Genomics and other tech tools could help drive down the soaring cost of drug approval, says Ian Clark.

Shutterstock / JMicic

Genentech CEO Ian Clark took a few swipes at wearables during an interview Thursday on the state of digital health, but stressed that there is growing promise in emerging technology for advancing medical research.

In particular, he said, improving tools for sequencing and analyzing the human genome are offering fresh insights into the underlying roots of certain illnesses.

“Our understanding of the detailed causes of many diseases is accelerating incredibly quickly,” he said during an onstage discussion with Re/code’s Kara Swisher at Rock Health’s fourth annual Health Innovation Summit in San Francisco. “Things that were hard to treat or impossible to treat are going to become treatable or chronic illnesses.”

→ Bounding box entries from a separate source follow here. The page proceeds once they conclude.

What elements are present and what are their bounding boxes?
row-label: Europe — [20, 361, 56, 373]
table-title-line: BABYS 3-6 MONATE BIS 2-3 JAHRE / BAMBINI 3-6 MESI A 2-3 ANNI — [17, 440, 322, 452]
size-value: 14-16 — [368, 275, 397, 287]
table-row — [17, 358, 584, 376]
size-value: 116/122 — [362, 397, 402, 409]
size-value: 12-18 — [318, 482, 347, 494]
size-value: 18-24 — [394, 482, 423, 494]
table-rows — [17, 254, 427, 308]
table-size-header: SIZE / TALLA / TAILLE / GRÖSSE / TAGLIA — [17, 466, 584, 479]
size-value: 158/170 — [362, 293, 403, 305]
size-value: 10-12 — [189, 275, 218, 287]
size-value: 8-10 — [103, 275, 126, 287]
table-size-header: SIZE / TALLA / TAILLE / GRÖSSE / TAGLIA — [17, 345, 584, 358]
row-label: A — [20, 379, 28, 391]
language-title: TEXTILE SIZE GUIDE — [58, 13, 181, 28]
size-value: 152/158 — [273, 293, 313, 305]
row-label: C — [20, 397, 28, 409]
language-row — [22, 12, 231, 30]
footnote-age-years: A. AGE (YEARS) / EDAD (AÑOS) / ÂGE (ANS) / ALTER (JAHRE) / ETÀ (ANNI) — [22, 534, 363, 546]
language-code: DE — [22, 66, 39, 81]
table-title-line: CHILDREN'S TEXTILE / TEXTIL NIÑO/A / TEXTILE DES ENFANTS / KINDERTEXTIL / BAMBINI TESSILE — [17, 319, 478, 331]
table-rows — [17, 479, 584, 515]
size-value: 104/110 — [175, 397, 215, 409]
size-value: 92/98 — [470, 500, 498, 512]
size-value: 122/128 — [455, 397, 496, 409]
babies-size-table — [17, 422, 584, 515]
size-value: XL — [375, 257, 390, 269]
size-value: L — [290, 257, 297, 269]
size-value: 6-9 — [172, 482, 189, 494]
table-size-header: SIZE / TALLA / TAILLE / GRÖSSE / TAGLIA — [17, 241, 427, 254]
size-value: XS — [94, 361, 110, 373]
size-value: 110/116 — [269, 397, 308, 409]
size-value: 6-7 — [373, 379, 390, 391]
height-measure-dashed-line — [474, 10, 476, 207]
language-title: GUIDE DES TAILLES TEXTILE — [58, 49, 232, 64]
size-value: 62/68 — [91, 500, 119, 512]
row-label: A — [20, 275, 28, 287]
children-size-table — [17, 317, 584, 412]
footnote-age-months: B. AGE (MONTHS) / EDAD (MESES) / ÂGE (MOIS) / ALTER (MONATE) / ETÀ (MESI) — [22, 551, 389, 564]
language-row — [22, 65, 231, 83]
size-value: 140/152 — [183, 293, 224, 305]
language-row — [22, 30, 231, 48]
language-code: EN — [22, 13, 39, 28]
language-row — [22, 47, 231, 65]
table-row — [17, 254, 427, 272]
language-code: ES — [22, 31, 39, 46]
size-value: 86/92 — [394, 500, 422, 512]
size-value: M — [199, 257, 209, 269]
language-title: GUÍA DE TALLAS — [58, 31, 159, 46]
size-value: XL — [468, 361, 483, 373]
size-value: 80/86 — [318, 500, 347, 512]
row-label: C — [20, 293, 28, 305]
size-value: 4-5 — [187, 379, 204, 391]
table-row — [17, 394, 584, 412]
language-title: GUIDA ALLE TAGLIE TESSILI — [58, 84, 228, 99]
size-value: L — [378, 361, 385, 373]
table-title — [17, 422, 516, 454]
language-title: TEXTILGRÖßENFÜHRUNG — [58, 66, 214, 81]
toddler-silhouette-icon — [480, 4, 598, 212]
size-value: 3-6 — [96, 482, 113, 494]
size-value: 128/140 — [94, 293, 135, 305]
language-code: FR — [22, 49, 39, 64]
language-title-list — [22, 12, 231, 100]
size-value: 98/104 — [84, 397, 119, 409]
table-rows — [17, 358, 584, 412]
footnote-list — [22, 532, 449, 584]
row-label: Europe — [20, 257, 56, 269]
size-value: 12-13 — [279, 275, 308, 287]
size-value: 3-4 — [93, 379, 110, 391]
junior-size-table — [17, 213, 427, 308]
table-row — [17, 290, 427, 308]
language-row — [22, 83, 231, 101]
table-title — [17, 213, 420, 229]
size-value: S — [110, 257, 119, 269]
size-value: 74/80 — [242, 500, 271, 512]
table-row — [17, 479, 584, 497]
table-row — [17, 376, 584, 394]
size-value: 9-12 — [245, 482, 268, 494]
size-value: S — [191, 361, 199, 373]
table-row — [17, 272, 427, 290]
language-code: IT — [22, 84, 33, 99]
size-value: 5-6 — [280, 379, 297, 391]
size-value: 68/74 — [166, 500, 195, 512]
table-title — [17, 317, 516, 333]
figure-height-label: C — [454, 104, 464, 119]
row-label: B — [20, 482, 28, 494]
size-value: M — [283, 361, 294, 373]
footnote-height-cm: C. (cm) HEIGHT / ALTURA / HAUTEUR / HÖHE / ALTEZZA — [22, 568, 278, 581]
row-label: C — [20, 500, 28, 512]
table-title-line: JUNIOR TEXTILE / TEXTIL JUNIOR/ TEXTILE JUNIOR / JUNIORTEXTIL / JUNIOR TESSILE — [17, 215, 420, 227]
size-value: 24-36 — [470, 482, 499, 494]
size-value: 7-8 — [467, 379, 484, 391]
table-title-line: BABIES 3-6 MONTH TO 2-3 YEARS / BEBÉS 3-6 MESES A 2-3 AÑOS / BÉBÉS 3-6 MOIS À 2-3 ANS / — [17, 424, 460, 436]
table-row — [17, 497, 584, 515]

Specifically, he said, we’ll likely see significant strides in cancer treatment in the near future, followed by advances in neurological diseases.

These technologies could also help rein in the spiraling cost of developing drugs and working them through the regulatory approval process, he said. In part, that’s because they’re more likely to be effective, eliminating expensive false paths.

Clark highlighted other promising digital health developments including telemedicine, offering patients anytime, anywhere access to medical consultations through mobile apps like Doctor on Demand and telepresence robots like iRobot’s RP-VITA.

But he twice took jabs at the much-hyped wearables space, which has been heavily funded in Silicon Valley during recent months.

He said the devices could get more interesting if they’re able to accurately monitor things like blood pressure and electrocardiography signals, the electrical activity of the heart. For now, however, he dismissed most of the wearables in today’s crowded space as “trivial.”

“I don’t doubt the wearable piece is going to be a productive business model for people,” he said. “I just don’t know whether it’s going to bend the curve in health outcomes.”